Simon Willison’s Weblog: New sandboxes from Cloudflare and Vercel

Source URL: https://simonwillison.net/2025/Jun/26/sandboxes/
Source: Simon Willison’s Weblog
Title: New sandboxes from Cloudflare and Vercel

Feedly Summary: Two interesting new products for running code in a sandbox today.
Cloudflare launched their Containers product in open beta, and added a new Sandbox library for Cloudflare Workers that can run commands in a “secure, container-based environment":
import { getSandbox } from "@cloudflare/sandbox";
const sandbox = getSandbox(env.Sandbox, "my-sandbox");
const output = sandbox.exec("ls", ["-la"]);
Vercel shipped a similar feature, introduced in Run untrusted code with Vercel Sandbox, which enables code that looks like this:
import { Sandbox } from "@vercel/sandbox";

const sandbox = await Sandbox.create();
await sandbox.writeFiles([
{ path: "script.js", stream: Buffer.from(result.text) },
]);
await sandbox.runCommand({
cmd: "node",
args: ["script.js"],
stdout: process.stdout,
stderr: process.stderr,
});
In both cases a major intended use-case is safely executing code that has been created by an LLM.
Tags: vercel, cloudflare, generative-ai, ai, llms, sandboxing

AI Summary and Description: Yes

Summary: The text discusses two new sandboxing products launched by Cloudflare and Vercel, specifically designed for executing untrusted code securely. Both products can execute code generated by large language models (LLMs), addressing a critical need for security in AI applications.

Detailed Description:

The emergence of sandboxing technologies by Cloudflare and Vercel marks a significant advancement in the realm of secure code execution within cloud environments. Sandboxing allows developers to run potentially harmful code in a secure and controlled manner, minimizing risks associated with executing untrusted code. Here are the main points regarding the products:

– **Cloudflare Containers**:
– Recently launched in open beta.
– Introduced a Sandbox library for Cloudflare Workers.
– Enables execution of commands in a secure, container-based environment.
– Example code usage demonstrates the simplicity of leveraging this sandbox.

– **Vercel Sandbox**:
– Similar capabilities to Cloudflare’s offering.
– Allows safe execution of untrusted code, making it ideal for AI-generated scripts.
– Shows a user-friendly approach with clear examples for actual implementation.

– **Key Use Case**:
– Both products are geared towards safely executing code produced by large language models (LLMs), thus directly addressing concerns related to AI security.
– The sandboxing mechanism is critical for maintaining security while utilizing the power of generative AI.
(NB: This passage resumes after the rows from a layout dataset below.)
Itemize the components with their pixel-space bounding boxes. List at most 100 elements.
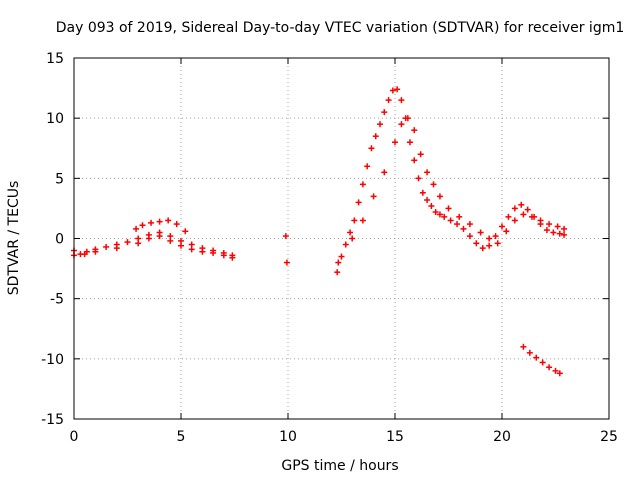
- data-point: [546, 221, 553, 228]
- data-point: [561, 231, 568, 238]
- y-tick-label: 15: [46, 51, 64, 67]
- data-point: [479, 245, 486, 252]
- data-points: [71, 86, 568, 377]
- x-tick-label: 15: [386, 429, 404, 445]
- data-point: [103, 243, 110, 250]
- data-point: [503, 228, 510, 235]
- data-point: [334, 269, 341, 276]
- data-point: [349, 235, 356, 242]
- data-point: [526, 349, 533, 356]
- data-point: [165, 217, 172, 224]
- data-point: [167, 237, 174, 244]
- data-point: [404, 115, 411, 122]
- data-point: [554, 223, 561, 230]
- data-point: [552, 367, 559, 374]
- y-tick-label: -10: [41, 352, 64, 368]
- data-point: [466, 233, 473, 240]
- data-point: [411, 157, 418, 164]
- data-point: [113, 245, 120, 252]
- data-point: [520, 211, 527, 218]
- data-point: [133, 225, 140, 232]
- data-point: [511, 217, 518, 224]
- data-point: [454, 221, 461, 228]
- x-tick-label: 25: [600, 429, 618, 445]
- data-point: [148, 219, 155, 226]
- data-point: [124, 239, 131, 246]
- data-point: [188, 246, 195, 253]
- data-point: [528, 213, 535, 220]
- data-point: [406, 139, 413, 146]
- data-point: [537, 217, 544, 224]
- data-point: [556, 230, 563, 237]
- x-axis-label: GPS time / hours: [281, 458, 398, 474]
- data-point: [550, 229, 557, 236]
- x-tick-label: 0: [70, 429, 79, 445]
- x-tick-label: 10: [279, 429, 297, 445]
- data-point: [546, 364, 553, 371]
- data-point: [359, 181, 366, 188]
- data-point: [135, 240, 142, 247]
- data-point: [381, 169, 388, 176]
- data-point: [419, 189, 426, 196]
- data-point: [417, 151, 424, 158]
- data-point: [415, 175, 422, 182]
- data-point: [430, 181, 437, 188]
- data-point: [392, 139, 398, 146]
- data-point: [428, 203, 435, 210]
- data-point: [520, 343, 527, 350]
- data-point: [447, 217, 454, 224]
- data-point: [398, 121, 405, 128]
- data-point: [486, 235, 493, 242]
- data-point: [556, 370, 563, 377]
- plot-frame: [73, 57, 610, 420]
- data-point: [394, 86, 401, 93]
- y-tick-label: -15: [41, 412, 64, 428]
- chart-title: Day 093 of 2019, Sidereal Day-to-day VTE…: [56, 20, 625, 36]
- x-tick-label: 5: [177, 429, 186, 445]
- data-point: [210, 249, 217, 256]
- data-point: [432, 209, 439, 216]
- data-point: [156, 233, 163, 240]
- data-point: [370, 193, 377, 200]
- data-point: [543, 227, 550, 234]
- data-point: [342, 241, 349, 248]
- data-point: [377, 121, 384, 128]
- y-tick-label: -5: [50, 292, 64, 308]
- y-tick-label: 0: [55, 232, 64, 248]
- data-point: [156, 218, 163, 225]
- data-point: [351, 217, 358, 224]
- data-point: [364, 163, 371, 170]
- data-point: [441, 213, 448, 220]
- data-point: [347, 229, 354, 236]
- data-point: [338, 253, 345, 260]
- data-point: [477, 229, 484, 236]
- data-point: [283, 259, 290, 266]
- data-point: [466, 221, 473, 228]
- data-point: [436, 193, 443, 200]
- data-point: [372, 133, 379, 140]
- data-point: [389, 87, 396, 94]
- y-tick-label: 5: [55, 171, 64, 187]
- x-tick-label: 20: [493, 429, 511, 445]
- grid-lines: [74, 58, 609, 419]
- data-point: [505, 213, 512, 220]
- data-point: [494, 240, 501, 247]
- data-point: [381, 109, 388, 116]
- data-point: [335, 259, 342, 266]
- data-point: [524, 206, 531, 213]
- data-point: [411, 127, 418, 134]
- data-point: [199, 248, 206, 255]
- data-point: [533, 354, 540, 361]
- data-point: [229, 254, 236, 261]
- data-point: [499, 223, 505, 230]
- data-point: [445, 205, 452, 212]
- data-point: [145, 235, 152, 242]
- data-point: [518, 201, 525, 208]
- data-point: [368, 145, 375, 152]
- data-point: [539, 359, 546, 366]
- data-point: [456, 213, 463, 220]
- data-point: [282, 233, 289, 240]
- y-axis-label: SDTVAR / TECUs: [6, 181, 22, 296]
- y-tick-label: 10: [46, 111, 64, 127]
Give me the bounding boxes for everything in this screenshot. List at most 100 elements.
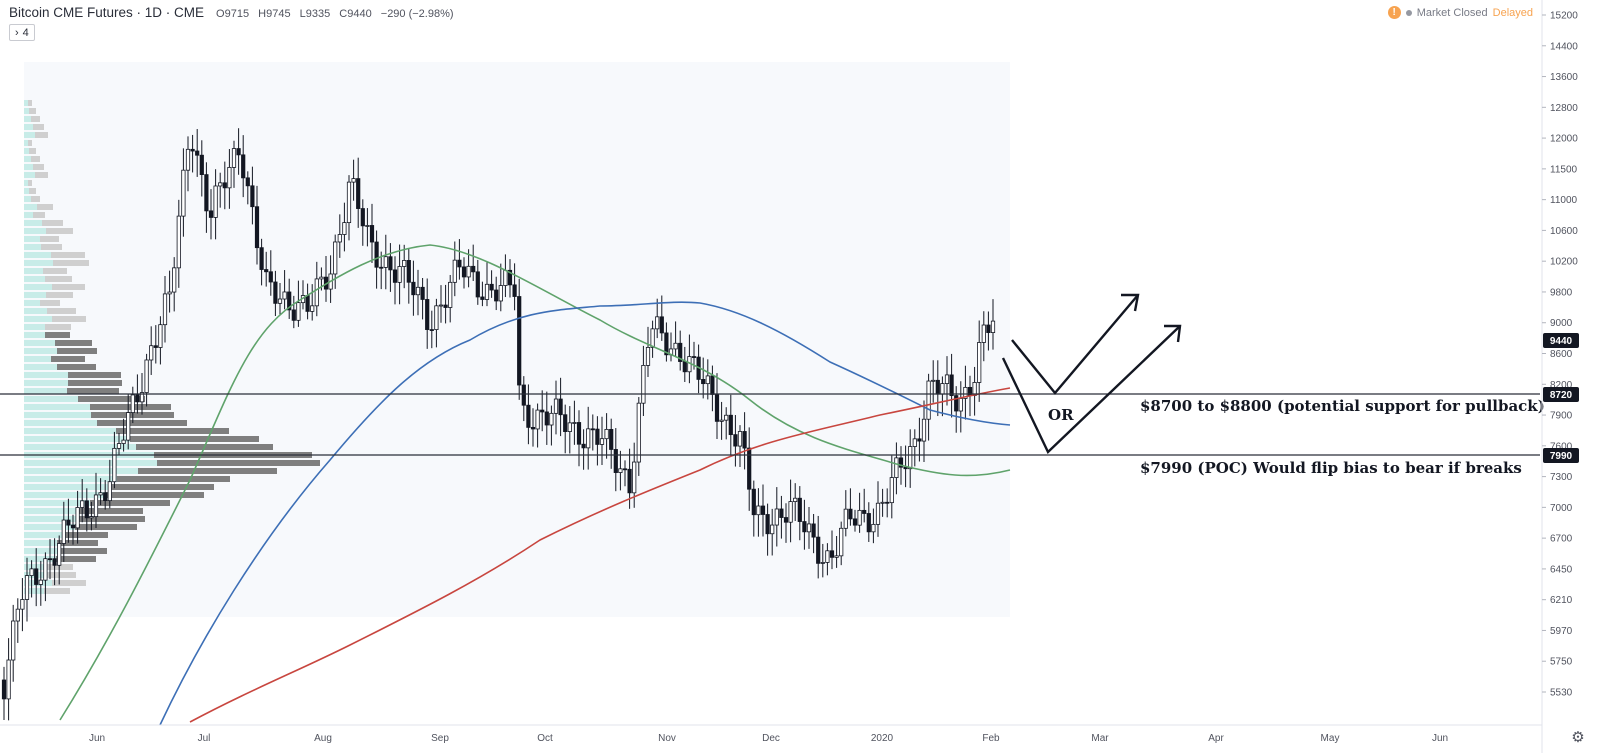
- price-tick-label: 6210: [1550, 595, 1573, 606]
- volume-profile-bar-down: [68, 372, 121, 378]
- candle-body: [236, 148, 241, 156]
- candle-body: [632, 461, 637, 494]
- price-tick-label: 7600: [1550, 441, 1573, 452]
- volume-profile-bar-down: [42, 220, 63, 226]
- volume-profile-bar-up: [24, 388, 67, 394]
- candle-body: [572, 422, 577, 424]
- candlestick-series: [1, 128, 996, 721]
- high-value: H9745: [258, 8, 291, 20]
- volume-profile-bar-down: [40, 300, 60, 306]
- symbol-title[interactable]: Bitcoin CME Futures · 1D · CME: [9, 5, 205, 20]
- time-tick-label: Feb: [982, 733, 1000, 744]
- candle-body: [11, 620, 16, 661]
- volume-profile-bar-down: [78, 508, 143, 514]
- candle-body: [333, 241, 338, 275]
- volume-profile-bar-down: [97, 420, 187, 426]
- volume-profile-bar-up: [24, 268, 43, 274]
- candle-body: [250, 185, 255, 208]
- candle-body: [645, 347, 651, 366]
- candle-body: [636, 402, 641, 463]
- candle-body: [779, 508, 784, 518]
- candle-body: [379, 266, 384, 269]
- candle-body: [714, 394, 720, 422]
- volume-profile-range: [24, 62, 1010, 617]
- candle-body: [365, 225, 370, 227]
- time-axis[interactable]: Jun Jul Aug Sep Oct Nov Dec 2020 Feb Mar Apr May Jun: [89, 733, 1448, 744]
- candle-body: [981, 324, 986, 343]
- candle-body: [351, 178, 356, 183]
- volume-profile-bar-down: [31, 196, 40, 202]
- candle-body: [158, 324, 163, 348]
- ma-green-line: [59, 244, 1011, 721]
- candle-body: [20, 599, 25, 610]
- price-axis[interactable]: 15200 14400 13600 12800 12000 11500 11000 10600…: [1542, 11, 1578, 699]
- volume-profile-bar-down: [33, 164, 44, 170]
- volume-profile-bar-up: [24, 156, 31, 162]
- indicators-toggle-button[interactable]: › 4: [9, 24, 35, 41]
- candle-body: [912, 438, 917, 447]
- candle-body: [457, 259, 462, 268]
- volume-profile-bar-up: [24, 308, 47, 314]
- volume-profile-bar-down: [130, 436, 259, 442]
- candle-body: [664, 332, 669, 356]
- poc-level-tag-text: 7990: [1550, 451, 1573, 462]
- volume-profile-bar-down: [90, 500, 170, 506]
- volume-profile-bar-up: [24, 412, 91, 418]
- candle-body: [843, 508, 848, 529]
- volume-profile-bar-up: [24, 476, 117, 482]
- candle-body: [425, 299, 430, 330]
- time-tick-label: Mar: [1091, 733, 1109, 744]
- volume-profile-bar-down: [46, 228, 73, 234]
- volume-profile-bar-down: [90, 404, 171, 410]
- volume-profile-bar-up: [24, 540, 57, 546]
- price-tick-label: 8600: [1550, 349, 1573, 360]
- volume-profile-bar-up: [24, 404, 90, 410]
- market-status[interactable]: ! Market Closed Delayed: [1387, 6, 1533, 19]
- volume-profile-bar-up: [24, 444, 136, 450]
- volume-profile-bar-down: [67, 388, 119, 394]
- candle-body: [38, 579, 43, 585]
- candle-body: [701, 379, 706, 385]
- volume-profile-bar-down: [105, 492, 204, 498]
- candle-body: [958, 398, 963, 412]
- candle-body: [820, 562, 825, 564]
- candle-body: [521, 384, 526, 406]
- candle-body: [512, 284, 517, 297]
- volume-profile-bar-down: [45, 276, 72, 282]
- candle-body: [944, 374, 950, 384]
- candle-body: [103, 492, 108, 502]
- volume-profile-bar-up: [24, 420, 97, 426]
- gear-icon[interactable]: ⚙: [1571, 729, 1585, 746]
- price-tick-label: 5530: [1550, 688, 1573, 699]
- volume-profile-bar-down: [41, 244, 62, 250]
- volume-profile-bar-down: [45, 324, 71, 330]
- market-status-text: Market Closed: [1416, 6, 1488, 19]
- candle-body: [834, 555, 839, 558]
- candle-body: [392, 269, 398, 283]
- candle-body: [29, 568, 34, 577]
- delayed-badge[interactable]: Delayed: [1492, 6, 1533, 19]
- volume-profile-bar-down: [28, 180, 32, 186]
- candle-body: [540, 409, 545, 413]
- candle-body: [682, 361, 687, 373]
- price-tick-label: 13600: [1550, 72, 1578, 83]
- candle-body: [857, 509, 862, 526]
- or-label: OR: [1048, 406, 1074, 424]
- candle-body: [747, 447, 752, 490]
- volume-profile-bar-down: [31, 116, 40, 122]
- candle-body: [793, 497, 798, 502]
- price-tick-label: 6700: [1550, 534, 1573, 545]
- candle-body: [724, 414, 729, 421]
- price-tick-label: 12800: [1550, 103, 1578, 114]
- warning-icon[interactable]: !: [1387, 6, 1401, 19]
- candle-body: [885, 501, 890, 504]
- candle-body: [337, 234, 342, 243]
- volume-profile-bar-up: [24, 508, 78, 514]
- volume-profile-bar-down: [56, 556, 96, 562]
- candle-body: [75, 507, 80, 529]
- chevron-right-icon: ›: [15, 26, 19, 39]
- scenario-pullback-arrow: [1011, 294, 1139, 395]
- ohlc-values: O9715 H9745 L9335 C9440 −290 (−2.98%): [216, 8, 460, 20]
- symbol-legend[interactable]: Bitcoin CME Futures · 1D · CME O9715 H97…: [9, 5, 460, 20]
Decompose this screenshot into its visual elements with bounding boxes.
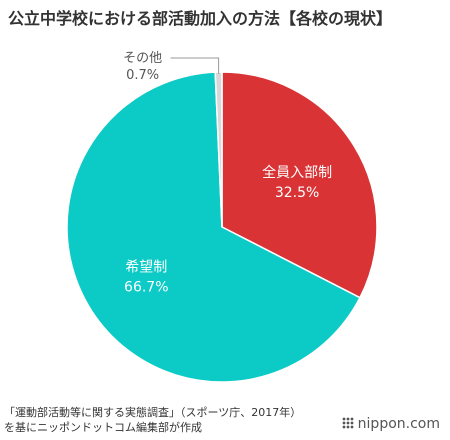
brand-text: nippon.com [357, 416, 440, 432]
brand-logo: nippon.com [341, 416, 440, 432]
slice-all-members [221, 71, 378, 299]
label-all-members-value: 32.5% [275, 185, 319, 201]
source-line-1: 「運動部活動等に関する実態調査」（スポーツ庁、2017年） [4, 406, 302, 419]
source-line-2: を基にニッポンドットコム編集部が作成 [4, 421, 202, 434]
label-other-value: 0.7% [126, 68, 159, 83]
label-all-members-name: 全員入部制 [262, 164, 332, 181]
brand-dots-icon [341, 417, 354, 429]
slice-voluntary [66, 71, 361, 383]
label-voluntary-name: 希望制 [125, 260, 167, 276]
leader-line-other [170, 57, 220, 74]
chart-title: 公立中学校における部活動加入の方法【各校の現状】 [8, 9, 393, 28]
label-voluntary-value: 66.7% [124, 280, 168, 296]
source-note: 「運動部活動等に関する実態調査」（スポーツ庁、2017年） を基にニッポンドット… [4, 405, 301, 435]
label-other-name: その他 [123, 51, 162, 66]
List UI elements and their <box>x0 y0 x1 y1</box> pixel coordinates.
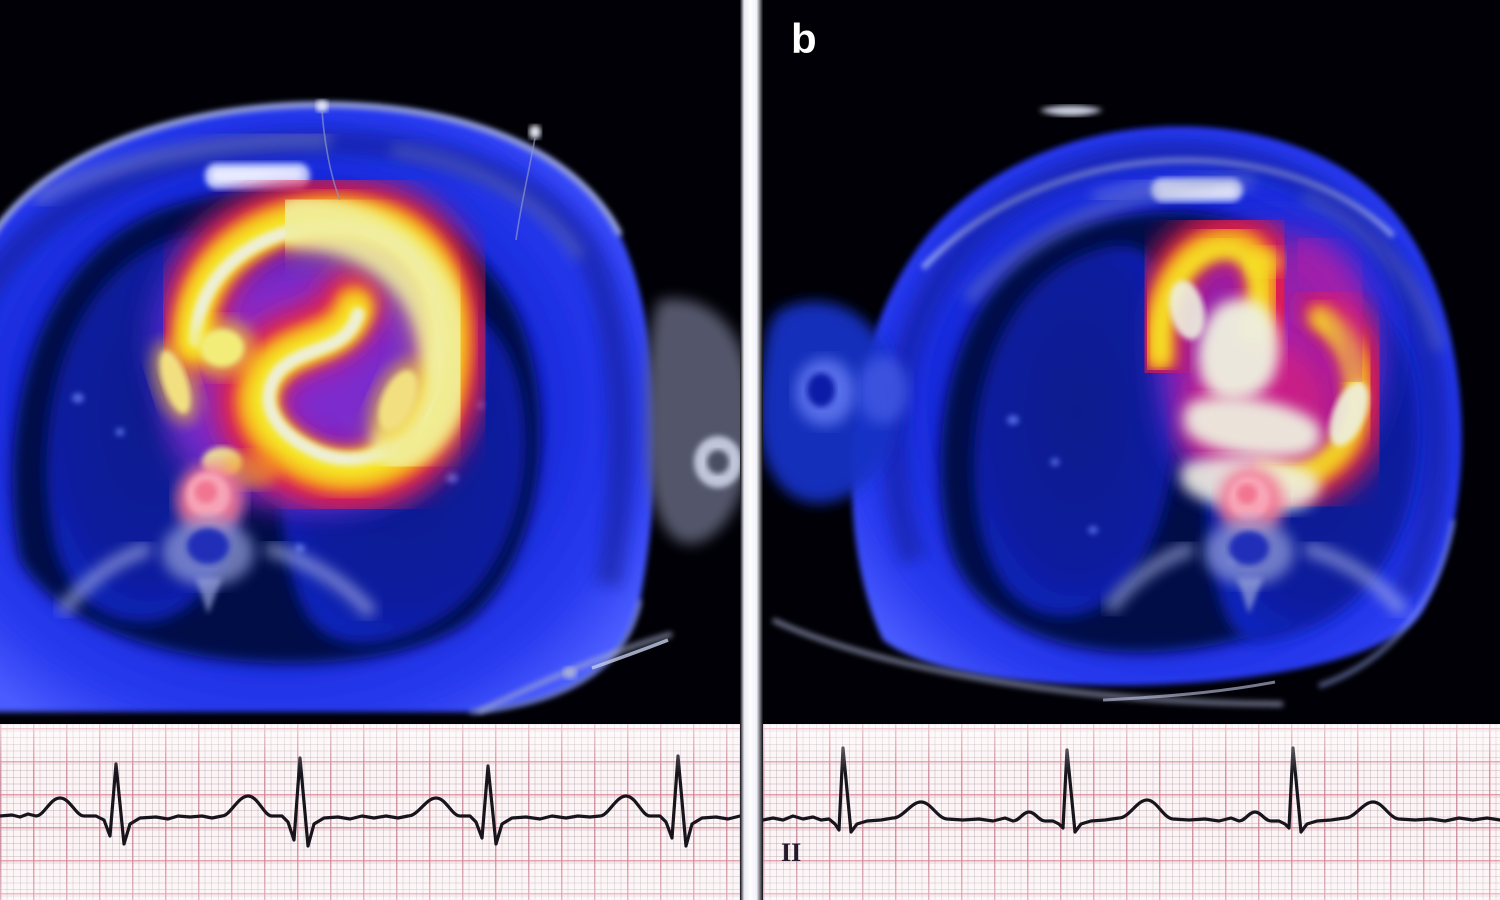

**Practical Implications**:
– The introduction of these services could drive increased adoption and development of AI solutions, as developers feel more secure in executing potentially hazardous code.
– Compliance with security standards can be enhanced by using environments specifically designed to mitigate risks from untrusted code execution.
– Organizations may consider integrating these services into their existing workflows to improve their model security posture in a world increasingly dependent on AI technologies.

Overall, these updates signify noteworthy progress in the intersection of cloud computing security, AI security, and infrastructure management, providing much-needed safeguards as reliance on LLMs grows.